Кора Ирви будто заглянула в мои мысли.

- Пожалуйста, Сон Вельд...-робко сказала она.



-Только не обижайтесь! Я снова о том же. Вы... вам никогда не кажется, что человек-как бы сказать? чуть-чуть перестает быть человеком, если он... ну, абсолютно, совершенно неуязвим, если он слишком надежно защищен от жизни, потому что у него нет никаких слабостей?

"Космический мусорщик" внимательно посмотрел на женщину, коротко усмехнулся и сказал:

- Да. Вы правы, Кора Ирви. Я думал об этом.

Все это время Рустинг молчал. Видно было: что-го его гложет, и нетрудно было догадаться, что именно, Вельд ведь дотла разорил величественное здание его мрачной философии, которое так красиво скрывало обыкновенный жалкий страх перед неизбежностью Конца-заурядного и заведомо ничем не украшенного, ибо он и в самом деле был одинаковым для всех и вся -для человека и для травинки. Но мужчина не может простить, если с ним так поступают перед женщиной, которая ему не безразлична. И Рустинг, торжествуя, подвел, как ему казалось, черту:

- Значит, я все-таки прав! Только ограниченность не знает ни страха, ни сомнений.

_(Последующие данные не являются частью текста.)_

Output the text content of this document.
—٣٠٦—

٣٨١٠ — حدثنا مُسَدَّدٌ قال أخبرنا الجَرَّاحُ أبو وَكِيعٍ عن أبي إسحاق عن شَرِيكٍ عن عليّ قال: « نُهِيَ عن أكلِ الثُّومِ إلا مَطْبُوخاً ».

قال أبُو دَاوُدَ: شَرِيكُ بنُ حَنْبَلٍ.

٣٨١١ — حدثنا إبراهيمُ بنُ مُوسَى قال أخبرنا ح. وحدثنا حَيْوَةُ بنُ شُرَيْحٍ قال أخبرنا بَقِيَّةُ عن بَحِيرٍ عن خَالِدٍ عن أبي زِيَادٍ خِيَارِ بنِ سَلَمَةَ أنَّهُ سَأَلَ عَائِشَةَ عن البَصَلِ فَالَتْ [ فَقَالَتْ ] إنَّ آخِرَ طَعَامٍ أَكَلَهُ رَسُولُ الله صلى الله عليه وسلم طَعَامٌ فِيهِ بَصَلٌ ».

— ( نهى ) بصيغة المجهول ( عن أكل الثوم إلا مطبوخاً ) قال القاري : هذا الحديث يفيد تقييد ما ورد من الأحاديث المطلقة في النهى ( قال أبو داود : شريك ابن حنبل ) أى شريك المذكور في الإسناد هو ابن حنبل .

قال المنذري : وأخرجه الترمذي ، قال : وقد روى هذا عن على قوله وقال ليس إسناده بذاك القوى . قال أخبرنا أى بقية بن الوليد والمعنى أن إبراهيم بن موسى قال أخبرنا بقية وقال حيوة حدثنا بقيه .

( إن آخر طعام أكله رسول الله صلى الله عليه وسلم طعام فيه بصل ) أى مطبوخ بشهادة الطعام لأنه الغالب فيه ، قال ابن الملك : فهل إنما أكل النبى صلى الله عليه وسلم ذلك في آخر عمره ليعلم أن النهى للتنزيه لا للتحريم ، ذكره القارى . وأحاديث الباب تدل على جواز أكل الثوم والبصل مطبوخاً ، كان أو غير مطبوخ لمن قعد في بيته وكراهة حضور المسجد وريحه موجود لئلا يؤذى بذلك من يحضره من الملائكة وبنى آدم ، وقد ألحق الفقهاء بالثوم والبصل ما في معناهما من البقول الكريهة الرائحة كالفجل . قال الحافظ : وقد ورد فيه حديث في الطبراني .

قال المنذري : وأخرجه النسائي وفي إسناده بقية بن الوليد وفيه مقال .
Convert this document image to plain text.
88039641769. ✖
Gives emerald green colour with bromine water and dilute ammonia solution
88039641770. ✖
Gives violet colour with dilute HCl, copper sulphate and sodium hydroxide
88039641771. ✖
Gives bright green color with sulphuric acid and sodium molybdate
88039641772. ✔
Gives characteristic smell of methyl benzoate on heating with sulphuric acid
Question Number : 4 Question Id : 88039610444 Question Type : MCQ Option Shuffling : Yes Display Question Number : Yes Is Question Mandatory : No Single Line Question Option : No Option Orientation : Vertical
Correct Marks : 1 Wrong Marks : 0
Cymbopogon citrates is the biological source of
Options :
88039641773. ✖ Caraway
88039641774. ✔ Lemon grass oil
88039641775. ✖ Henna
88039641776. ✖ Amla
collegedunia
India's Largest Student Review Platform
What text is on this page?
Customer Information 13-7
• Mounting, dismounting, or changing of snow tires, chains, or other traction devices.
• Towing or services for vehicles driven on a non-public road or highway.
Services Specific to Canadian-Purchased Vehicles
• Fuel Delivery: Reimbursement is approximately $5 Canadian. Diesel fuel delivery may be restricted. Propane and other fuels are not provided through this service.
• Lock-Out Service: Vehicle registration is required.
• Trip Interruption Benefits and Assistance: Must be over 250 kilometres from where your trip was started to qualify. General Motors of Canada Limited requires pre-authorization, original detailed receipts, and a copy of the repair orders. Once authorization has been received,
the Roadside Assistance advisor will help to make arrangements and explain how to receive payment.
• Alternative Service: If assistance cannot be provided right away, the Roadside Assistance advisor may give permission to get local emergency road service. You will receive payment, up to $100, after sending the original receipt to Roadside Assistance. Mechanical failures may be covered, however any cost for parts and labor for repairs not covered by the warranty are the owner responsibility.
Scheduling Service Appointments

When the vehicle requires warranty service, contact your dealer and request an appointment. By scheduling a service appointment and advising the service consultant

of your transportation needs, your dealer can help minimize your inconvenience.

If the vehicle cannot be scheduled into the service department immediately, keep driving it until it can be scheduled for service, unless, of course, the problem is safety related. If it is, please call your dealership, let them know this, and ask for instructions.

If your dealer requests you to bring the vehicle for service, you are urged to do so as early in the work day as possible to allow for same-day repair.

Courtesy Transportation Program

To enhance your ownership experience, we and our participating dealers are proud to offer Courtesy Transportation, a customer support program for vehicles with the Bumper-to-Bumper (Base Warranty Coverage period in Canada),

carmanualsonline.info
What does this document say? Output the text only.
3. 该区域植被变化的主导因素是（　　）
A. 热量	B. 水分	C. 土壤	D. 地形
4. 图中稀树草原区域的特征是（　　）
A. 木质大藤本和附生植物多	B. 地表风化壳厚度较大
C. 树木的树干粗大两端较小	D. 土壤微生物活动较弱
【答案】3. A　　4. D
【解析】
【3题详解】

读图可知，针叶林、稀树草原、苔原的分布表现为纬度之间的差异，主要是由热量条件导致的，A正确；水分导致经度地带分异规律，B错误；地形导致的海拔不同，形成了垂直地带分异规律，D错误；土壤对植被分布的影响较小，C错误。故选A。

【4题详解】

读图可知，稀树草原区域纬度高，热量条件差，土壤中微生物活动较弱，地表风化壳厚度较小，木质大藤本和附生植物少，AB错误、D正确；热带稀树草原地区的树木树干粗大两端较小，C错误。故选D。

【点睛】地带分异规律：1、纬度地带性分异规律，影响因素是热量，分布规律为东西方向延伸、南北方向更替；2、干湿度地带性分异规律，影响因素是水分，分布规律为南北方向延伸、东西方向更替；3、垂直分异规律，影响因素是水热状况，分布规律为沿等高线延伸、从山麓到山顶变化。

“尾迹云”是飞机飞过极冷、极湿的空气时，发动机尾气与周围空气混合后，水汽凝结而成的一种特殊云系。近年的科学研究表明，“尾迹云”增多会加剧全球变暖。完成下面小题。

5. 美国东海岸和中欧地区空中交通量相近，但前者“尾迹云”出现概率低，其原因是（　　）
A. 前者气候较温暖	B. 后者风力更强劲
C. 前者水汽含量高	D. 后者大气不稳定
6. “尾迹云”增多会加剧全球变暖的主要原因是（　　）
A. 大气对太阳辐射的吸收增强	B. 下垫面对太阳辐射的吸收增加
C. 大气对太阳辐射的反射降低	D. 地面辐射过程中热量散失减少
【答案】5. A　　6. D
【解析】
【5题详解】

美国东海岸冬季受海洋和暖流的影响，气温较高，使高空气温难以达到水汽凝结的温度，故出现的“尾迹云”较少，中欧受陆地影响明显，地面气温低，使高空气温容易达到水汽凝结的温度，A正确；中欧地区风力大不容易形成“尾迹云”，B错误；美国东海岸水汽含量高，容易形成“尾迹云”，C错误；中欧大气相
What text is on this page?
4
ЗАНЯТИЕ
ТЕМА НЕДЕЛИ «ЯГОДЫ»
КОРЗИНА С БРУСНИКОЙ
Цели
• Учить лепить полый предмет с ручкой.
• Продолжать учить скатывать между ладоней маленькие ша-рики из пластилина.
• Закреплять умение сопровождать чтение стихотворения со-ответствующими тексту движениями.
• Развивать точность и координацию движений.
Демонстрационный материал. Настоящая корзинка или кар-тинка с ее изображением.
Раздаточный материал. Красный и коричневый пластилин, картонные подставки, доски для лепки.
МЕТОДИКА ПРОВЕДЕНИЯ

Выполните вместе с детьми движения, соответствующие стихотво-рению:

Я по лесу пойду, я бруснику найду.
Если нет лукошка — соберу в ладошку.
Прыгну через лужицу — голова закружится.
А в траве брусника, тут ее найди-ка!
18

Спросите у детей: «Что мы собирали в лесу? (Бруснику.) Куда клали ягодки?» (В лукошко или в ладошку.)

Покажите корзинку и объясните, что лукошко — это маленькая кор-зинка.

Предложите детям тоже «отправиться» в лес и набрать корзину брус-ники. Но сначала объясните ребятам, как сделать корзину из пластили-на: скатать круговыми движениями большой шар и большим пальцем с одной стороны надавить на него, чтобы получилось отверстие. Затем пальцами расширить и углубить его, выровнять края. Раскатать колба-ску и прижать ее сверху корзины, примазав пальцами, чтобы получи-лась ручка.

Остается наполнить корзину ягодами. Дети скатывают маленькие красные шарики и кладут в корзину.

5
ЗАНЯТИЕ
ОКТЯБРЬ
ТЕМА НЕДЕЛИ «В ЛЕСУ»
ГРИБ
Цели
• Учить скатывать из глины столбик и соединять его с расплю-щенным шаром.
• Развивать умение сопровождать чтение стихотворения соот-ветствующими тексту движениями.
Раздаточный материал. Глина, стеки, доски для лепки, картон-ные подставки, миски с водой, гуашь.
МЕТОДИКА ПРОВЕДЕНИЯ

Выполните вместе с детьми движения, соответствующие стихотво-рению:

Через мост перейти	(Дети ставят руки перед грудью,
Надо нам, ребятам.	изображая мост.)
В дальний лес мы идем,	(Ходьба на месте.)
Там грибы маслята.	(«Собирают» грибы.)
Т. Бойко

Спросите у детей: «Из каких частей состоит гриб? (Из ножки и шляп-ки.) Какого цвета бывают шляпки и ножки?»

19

- Нет, Рустинг, вы не правы,-отчетливо сказал Художник.-Человек, который задумывается над этим, уже не ограничен. Одно исключает другое. И потом: разве мы можем с достаточным основанием говорить о других что бы то ни было законченное?

Сложно, подумал я, сложно у меня с Гортом. По логике вещей я должен его ненавидеть, а он мне нравится. И почему именно он проник в тот сон, в котором Сель приходила ко мне? Хотя это как раз понятно. Ведь...

Я не успел додумать до конца свою мудреную и, по всей вероятности, никому не нужную мысль. Пронзительно заверещал инфракрасный сторож. Опередив Вельда, я бросился к иллюминатору. Втроем, потому что вслед за "космическим мусорщиком" подоспел Дип Горт, твердо прижавшийся плечом к моему плечу, мы, затаив дыхание, смотрели на ночную пустыню.

"Сторож" кричал об опасности на нарастающей ноте. Синхронно этому несмолкающему воплю росли в размерах приближающиеся к ракете, смутно различимые в лунном свете, фигурки.

Сначала это были просто два пятна, катившиеся к нам, причем одно преследовало другое, заметно отставая от него.

Потом они разделились на пятнышки помельче--словно темное дно кастрюли превратилось в сито.

Через минуту или две можно было уже различить похожих на кроликов зверьков, в паническом ужасе бегущих прямо на нашу ракету. За ними, увязая в песке, шлепали короткими лапами звери покрупнее. "Они чуть побольше теленка",-вспомнил я слова Вельда.